Module 2 - DNA replication Flashcards
DNA Topoisomerase I
“Nicks” a single strand which allows the other strand to move through the gap. The single strand then rejoins after the other strand has moved through
DNA Topoisomerase II
“Nicks” both strands and then the DNA strands uncoil themselves
Helicase
Helicase breaks the hydrogen bonds between bases.
This is different to Topoisomerase which just relieves the stress in the supercoiling.
Replication fork
Point where DNA is being separated and synthesised.
Exonuclease activity
Degrading of DNA on the outside of DNA (i.e. at the end of Okazaki fragments), it occurs in two ways:
3’ to 5’ exonuclease activity
5’ to 3’ exonuclease activity
3’ to 5’ exonuclease activity
Used to go back and remove any incorrect nucleotides.
This is why there are rarely any mistakes in DNA replication - proofreading occurs.
5’ to 3’ exonuclease activity
tbc
Leading strand replication (Bacteria)
Primase creates a primer that is around 4 to 15 nucleotides in length and DNA polymerase III creates a new strand
Leading strand replication (Eukaryotes)
DNA polymerase alpha adds around 20 nucleotides to the primer and then DNA polymerase delta continues the replication
DNA Polymerase I (B)
Subunits:
5’ to 3’ exonuclease activity:
3’ to 5’ exonuclease activity:
Function:
One
Yes
Yes
DNA repair, replication
DNA Polymerase III (B)
Subunits:
5’ to 3’ exonuclease activity:
3’ to 5’ exonuclease activity:
Function:
At least ten
No
Yes
Main replicating enzyme
DNA Polymerase alpha (E)
Subunits:
5’ to 3’ exonuclease activity:
3’ to 5’ exonuclease activity:
Function:
Four
No
No
Priming during replication
DNA Polymerase delta (E)
Subunits:
5’ to 3’ exonuclease activity:
3’ to 5’ exonuclease activity:
Function:
Two/three
No
Yes
Main replicating enzyme
Okazaki fragments in bacteria
At the replication fork, fragments are made in the 5’ to 3’ direction.

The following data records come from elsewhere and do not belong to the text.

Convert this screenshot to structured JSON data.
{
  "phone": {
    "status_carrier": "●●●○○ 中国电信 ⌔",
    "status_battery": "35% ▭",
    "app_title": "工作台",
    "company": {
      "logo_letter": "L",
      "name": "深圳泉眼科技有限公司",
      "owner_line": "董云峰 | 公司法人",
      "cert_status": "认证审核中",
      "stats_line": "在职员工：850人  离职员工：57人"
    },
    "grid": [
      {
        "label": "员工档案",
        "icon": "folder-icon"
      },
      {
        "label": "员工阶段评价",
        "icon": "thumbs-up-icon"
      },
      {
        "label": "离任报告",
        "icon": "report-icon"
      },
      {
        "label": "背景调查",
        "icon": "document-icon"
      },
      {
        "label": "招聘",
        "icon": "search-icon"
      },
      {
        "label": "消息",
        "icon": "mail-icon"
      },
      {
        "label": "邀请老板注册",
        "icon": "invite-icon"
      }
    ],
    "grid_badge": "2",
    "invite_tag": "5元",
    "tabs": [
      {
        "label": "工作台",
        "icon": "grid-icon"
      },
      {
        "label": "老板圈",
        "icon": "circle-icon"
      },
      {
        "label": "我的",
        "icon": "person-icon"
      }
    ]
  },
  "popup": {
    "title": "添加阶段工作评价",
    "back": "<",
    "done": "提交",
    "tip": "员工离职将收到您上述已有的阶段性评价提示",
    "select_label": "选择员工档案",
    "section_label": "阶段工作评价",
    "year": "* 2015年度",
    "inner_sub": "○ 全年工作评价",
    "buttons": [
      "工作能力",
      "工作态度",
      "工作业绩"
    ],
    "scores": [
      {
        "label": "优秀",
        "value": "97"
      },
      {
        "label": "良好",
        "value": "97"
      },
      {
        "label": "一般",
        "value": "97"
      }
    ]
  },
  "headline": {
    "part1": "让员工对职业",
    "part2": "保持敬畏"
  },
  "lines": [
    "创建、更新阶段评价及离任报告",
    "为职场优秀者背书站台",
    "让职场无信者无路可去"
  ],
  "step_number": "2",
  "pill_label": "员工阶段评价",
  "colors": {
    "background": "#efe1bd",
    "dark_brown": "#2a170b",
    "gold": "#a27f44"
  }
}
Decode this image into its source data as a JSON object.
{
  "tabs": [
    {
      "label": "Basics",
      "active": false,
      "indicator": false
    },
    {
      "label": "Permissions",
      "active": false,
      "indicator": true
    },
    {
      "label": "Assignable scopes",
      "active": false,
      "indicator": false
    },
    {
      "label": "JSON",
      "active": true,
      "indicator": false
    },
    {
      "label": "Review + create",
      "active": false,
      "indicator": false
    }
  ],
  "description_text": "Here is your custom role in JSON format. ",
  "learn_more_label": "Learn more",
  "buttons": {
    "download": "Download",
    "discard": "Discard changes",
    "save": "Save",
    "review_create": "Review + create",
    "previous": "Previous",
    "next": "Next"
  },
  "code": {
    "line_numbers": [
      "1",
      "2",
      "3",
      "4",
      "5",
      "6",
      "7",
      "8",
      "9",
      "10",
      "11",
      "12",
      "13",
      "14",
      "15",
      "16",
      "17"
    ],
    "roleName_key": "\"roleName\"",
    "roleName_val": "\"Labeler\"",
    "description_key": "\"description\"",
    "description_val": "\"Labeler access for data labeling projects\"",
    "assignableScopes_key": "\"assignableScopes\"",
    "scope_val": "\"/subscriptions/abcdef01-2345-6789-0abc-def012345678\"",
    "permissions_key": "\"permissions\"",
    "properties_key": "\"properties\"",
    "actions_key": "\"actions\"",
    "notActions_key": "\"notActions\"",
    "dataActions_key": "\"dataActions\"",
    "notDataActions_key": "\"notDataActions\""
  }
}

As DNA Polymerase III reaches the following primer for the following Okazaki fragment, it must detach as it has no 5’ to 3’ exonuclease activity. DNA Polymerase then attaches and degrades the primer and makes it into DNA.
DNA ligase then links both Okazaki fragments, forming one continuous DNA strand.
Okazaki fragments in eukaryotes
DNA Polymerase delta reaches the next primer and then, along with helicase to break the bonds, it moves the next primer and the first few nucleotides of the next Okazaki fragments out of the way.
The Okazaki fragment that has been lifted is still attached so FEN1 (an endonuclease) degrades the DNA so that all extra nucleotides are removed from the strand.
DNA ligase then forms a phosphodiester bond between the two nucleotides.
Endonuclease activity
The degrading of DNA within the DNA strand (i.e. the breaking of a primer and part of an Okazaki fragment that has been moved by DNA Polymerase delta and helicase)
The end replication problem
The final Okazaki fragment cannot be made
because its priming site would be after the end of the parent molecule.
Therefore, as replication occurs, DNA molecules become shorter and shorter.
Telomerase
In eukaryotes, a special enzyme called telomerase prevents the ends of chromosomes from being shortened by adding telomeres to the end of DNA molecules.
By adding the sequence TTAGGG several times, the final Okazaki fragment can now be primed as the primer attaches far enough away that DNA Polymerase III can create the last Okazaki fragment.
Tetrahymena thermophila
Single-cell ciliated organisms with 40,000 chromosomes need a lot of telomerase.
Telomeres in Tetrahymena have the sequence TTGGGG while we have TTAGGG
Senescence
The process of cells without Telomerase getting shorter and dying.
In culture, cells can divide only around 50 times before senescence occurs.
Telomerase in all cells?
Telomerase is only present in stem cells.
The reason is unclear. However, in cancer cells, telomerase is switched on and chromosomes are longer than usual. Possible explanation?
S phase of the cell cycle
This is when DNA replication occurs. At this point, modified nucleotides can be incorporated into DNA and then detected with fluorescently labelled antibodies.
This is how we visualise sites of DNA replication.
Heterochromatin
Highly condensed, gene-poor, and transcriptionally silent.
Although it is gene-poor, it still has a significant effect as it is used to keep stability within chromosomes.
Euchromatin
Less condensed, gene-rich, and more easily transcribed.
Euchromatin is very often under transcription.